Atelier des Mains Heureuses à Gaillac : Sylvie et Loïc Campels, maîtres lapidaires
Selon La Dépêche, Sylvie et Loïc Campels ont installé leur boutique, l’Atelier des Mains Heureuses, rue des Frères Delga à Gaillac.

Après plusieurs années dans la restauration à Graulhet, le couple s’est formé au métier de lapidaire et présente désormais des pierres brutes, taillées et polies. Une adresse intéressante pour observer, au-delà de l’éclat final, ce que la taille révèle réellement d’un minéral: son veinage, sa densité, sa transparence et sa capacité à recevoir une finition.
Une même matière, trois états à comparer
Ce que je trouve le plus parlant dans cette boutique, c’est la coexistence de trois états de la pierre: brute, taillée et polie. Pour un œil non averti, la différence semble d’abord esthétique. Elle est pourtant beaucoup plus concrète.
À l’état brut, le minéral conserve son aspérité et sa peau naturelle. On perçoit moins facilement ses couleurs, mais davantage sa structure, ses irrégularités et parfois ses fractures. La taille vient ensuite organiser cette matière: elle ouvre une surface, suit certaines lignes de croissance et peut faire apparaître un dessin intérieur qui restait invisible.
Le polissage, lui, modifie fortement la lecture de la pierre. Une surface lustrée accentue la profondeur des teintes et le contraste du veinage. Elle demande aussi un support suffisamment homogène pour éviter qu’une fissure ou une porosité ne devienne trop visible après finition. C’est une logique que l’on retrouve dans les projets d’aménagement: une pierre choisie pour sa couleur sur un échantillon poli ne donnera pas nécessairement le même résultat avec une finition mate, tambourinée ou plus rugueuse.

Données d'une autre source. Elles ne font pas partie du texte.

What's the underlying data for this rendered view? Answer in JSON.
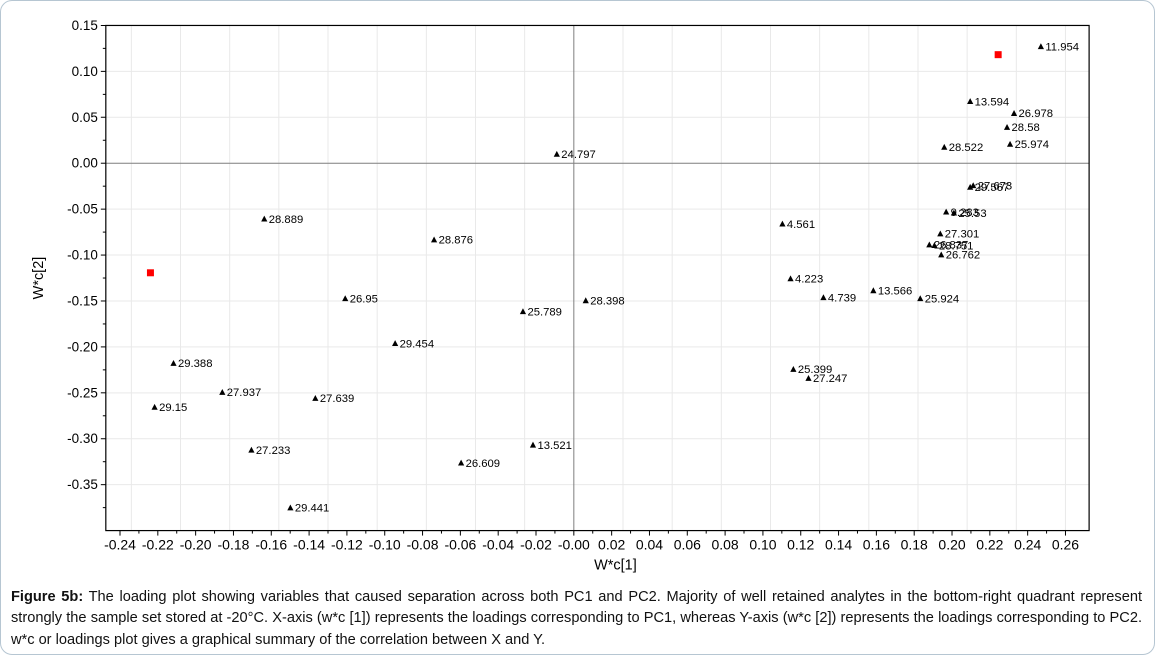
{
  "figure": {
    "caption_label": "Figure 5b:",
    "caption_text": " The loading plot showing variables that caused separation across both PC1 and PC2. Majority of well retained analytes in the bottom-right quadrant represent strongly the sample set stored at -20°C. X-axis (w*c [1]) represents the loadings corresponding to PC1, whereas Y-axis (w*c [2]) represents the loadings corresponding to PC2. w*c or loadings plot gives a graphical summary of the correlation between X and Y."
  },
  "chart_data": {
    "type": "scatter",
    "title": "",
    "xlabel": "W*c[1]",
    "ylabel": "W*c[2]",
    "xlim": [
      -0.2475,
      0.2725
    ],
    "ylim": [
      -0.4,
      0.15
    ],
    "x_tick_min": -0.24,
    "x_tick_max": 0.26,
    "x_minor_step": 0.01,
    "x_label_step": 0.02,
    "x_zero_label": "-0.00",
    "y_tick_min": -0.375,
    "y_tick_max": 0.15,
    "y_minor_step": 0.025,
    "y_label_step": 0.05,
    "x_grid_step": 0.026,
    "y_grid_step": 0.05,
    "grid": true,
    "legend": "none",
    "colors": {
      "frame": "#000000",
      "grid": "#e9e9e9",
      "zero_line": "#7f7f7f",
      "tick_text": "#000000",
      "point": "#000000",
      "reference": "#ff0000"
    },
    "x_tick_labels": [
      "-0.24",
      "-0.22",
      "-0.20",
      "-0.18",
      "-0.16",
      "-0.14",
      "-0.12",
      "-0.10",
      "-0.08",
      "-0.06",
      "-0.04",
      "-0.02",
      "-0.00",
      "0.02",
      "0.04",
      "0.06",
      "0.08",
      "0.10",
      "0.12",
      "0.14",
      "0.16",
      "0.18",
      "0.20",
      "0.22",
      "0.24",
      "0.26"
    ],
    "y_tick_labels": [
      "0.15",
      "0.10",
      "0.05",
      "0.00",
      "-0.05",
      "-0.10",
      "-0.15",
      "-0.20",
      "-0.25",
      "-0.30",
      "-0.35"
    ],
    "series": [
      {
        "name": "variable-loadings",
        "marker": "triangle",
        "color": "#000000",
        "points": [
          {
            "label": "11.954",
            "x": 0.247,
            "y": 0.127
          },
          {
            "label": "13.594",
            "x": 0.2096,
            "y": 0.0672
          },
          {
            "label": "26.978",
            "x": 0.2328,
            "y": 0.0542
          },
          {
            "label": "28.58",
            "x": 0.2291,
            "y": 0.039
          },
          {
            "label": "25.974",
            "x": 0.2307,
            "y": 0.0206
          },
          {
            "label": "28.522",
            "x": 0.1959,
            "y": 0.0174
          },
          {
            "label": "24.797",
            "x": -0.009,
            "y": 0.0098
          },
          {
            "label": "27.673",
            "x": 0.2112,
            "y": -0.0244
          },
          {
            "label": "29.567",
            "x": 0.2096,
            "y": -0.0262
          },
          {
            "label": "9.283",
            "x": 0.1969,
            "y": -0.0531
          },
          {
            "label": "25.53",
            "x": 0.201,
            "y": -0.0542
          },
          {
            "label": "4.561",
            "x": 0.1103,
            "y": -0.0662
          },
          {
            "label": "27.301",
            "x": 0.1938,
            "y": -0.077
          },
          {
            "label": "26.837",
            "x": 0.188,
            "y": -0.0889
          },
          {
            "label": "28.751",
            "x": 0.1907,
            "y": -0.0896
          },
          {
            "label": "26.762",
            "x": 0.1943,
            "y": -0.0998
          },
          {
            "label": "28.889",
            "x": -0.1637,
            "y": -0.0607
          },
          {
            "label": "28.876",
            "x": -0.0739,
            "y": -0.0835
          },
          {
            "label": "4.223",
            "x": 0.1146,
            "y": -0.1258
          },
          {
            "label": "26.95",
            "x": -0.1209,
            "y": -0.1475
          },
          {
            "label": "4.739",
            "x": 0.132,
            "y": -0.1464
          },
          {
            "label": "13.566",
            "x": 0.1584,
            "y": -0.1388
          },
          {
            "label": "25.924",
            "x": 0.1832,
            "y": -0.1475
          },
          {
            "label": "28.398",
            "x": 0.0063,
            "y": -0.1497
          },
          {
            "label": "25.789",
            "x": -0.0269,
            "y": -0.1616
          },
          {
            "label": "29.454",
            "x": -0.0945,
            "y": -0.1963
          },
          {
            "label": "29.388",
            "x": -0.2117,
            "y": -0.218
          },
          {
            "label": "27.937",
            "x": -0.1859,
            "y": -0.2495
          },
          {
            "label": "27.639",
            "x": -0.1367,
            "y": -0.256
          },
          {
            "label": "29.15",
            "x": -0.2217,
            "y": -0.2657
          },
          {
            "label": "25.399",
            "x": 0.1161,
            "y": -0.2245
          },
          {
            "label": "27.247",
            "x": 0.1241,
            "y": -0.2343
          },
          {
            "label": "27.233",
            "x": -0.1705,
            "y": -0.3124
          },
          {
            "label": "13.521",
            "x": -0.0216,
            "y": -0.3069
          },
          {
            "label": "26.609",
            "x": -0.0596,
            "y": -0.3264
          },
          {
            "label": "29.441",
            "x": -0.1499,
            "y": -0.3753
          }
        ]
      },
      {
        "name": "reference-markers",
        "marker": "square",
        "color": "#ff0000",
        "points": [
          {
            "label": "",
            "x": 0.2244,
            "y": 0.1182
          },
          {
            "label": "",
            "x": -0.2239,
            "y": -0.1193
          }
        ]
      }
    ]
  }
}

Le geste du lapidaire avant le décor
Loïc Campels travaille des pierres fines et précieuses, les taille puis les monte en pendentifs, bagues ou boucles d’oreilles. Il indique concevoir des montures uniquement en argent et travailler la pierre comme la monture de A à Z. Cette maîtrise complète permet de penser la pièce selon la forme réelle du minéral, plutôt que de contraindre la pierre dans un modèle préexistant.
C’est un point essentiel lorsqu’on sélectionne une matière naturelle. Deux éléments issus d’une même famille peuvent présenter des nuances, des inclusions ou un veinage très différents. Le lapidaire ne cherche donc pas seulement une teinte: il compose avec la densité, la transparence, les cassures possibles et la manière dont la lumière circule dans la pierre.
L’article cite notamment une agate de Montredon-Labessonnié, reconnaissable à ses nervures brunes et orangées, ainsi que le larimar, la cornaline, la malachite, l’améthyste, le lapis-lazuli, la labradorite et l’obsidienne. Ces exemples rappellent qu’un minéral ne se résume jamais à un nuancier. La malachite peut être lustrée ou présenter un aspect plus duveteux; le larimar change de nuances selon la lumière; la cornaline est décrite comme orangée et changeante.
Pour un achat, je conseille donc de demander à voir la pierre sous plusieurs éclairages et, si possible, avant puis après polissage. Une photo très brillante peut accentuer artificiellement la saturation d’un bleu ou d’un vert. La matière doit être regardée dans son épaisseur, sur ses arêtes et dans ses zones moins régulières.
Une transmission qui passe par la matière
Sylvie Campels s’est formée à la lithothérapie après le décès de sa mère et associe certaines pierres à des vertus particulières. Loïc, de son côté, se montre moins sensible à cette dimension, tout en partageant son intérêt pour le travail du matériau. Pour une sélection fondée sur des critères de pierre naturelle, je retiens surtout ce que leur parcours met en évidence: une même pièce peut être abordée par la croyance, par le geste artisanal ou par l’observation géologique.
Le couple souhaite organiser des stages pour permettre aux visiteurs de créer leur propre bijou. La boutique accueille également des créateurs d’Occitanie dans les domaines du cuir, du miel et de la céramique, avec l’ambition de devenir une vitrine des savoir-faire du pays.
Cette approche est précieuse pour qui aménage un intérieur ou un extérieur: avant de choisir une matière pour son seul coloris, il faut regarder sa finition, sa porosité apparente, son toucher et sa réaction à la lumière. Une pierre raconte d’abord sa structure. Le travail du professionnel consiste ensuite à révéler cette structure sans l’effacer.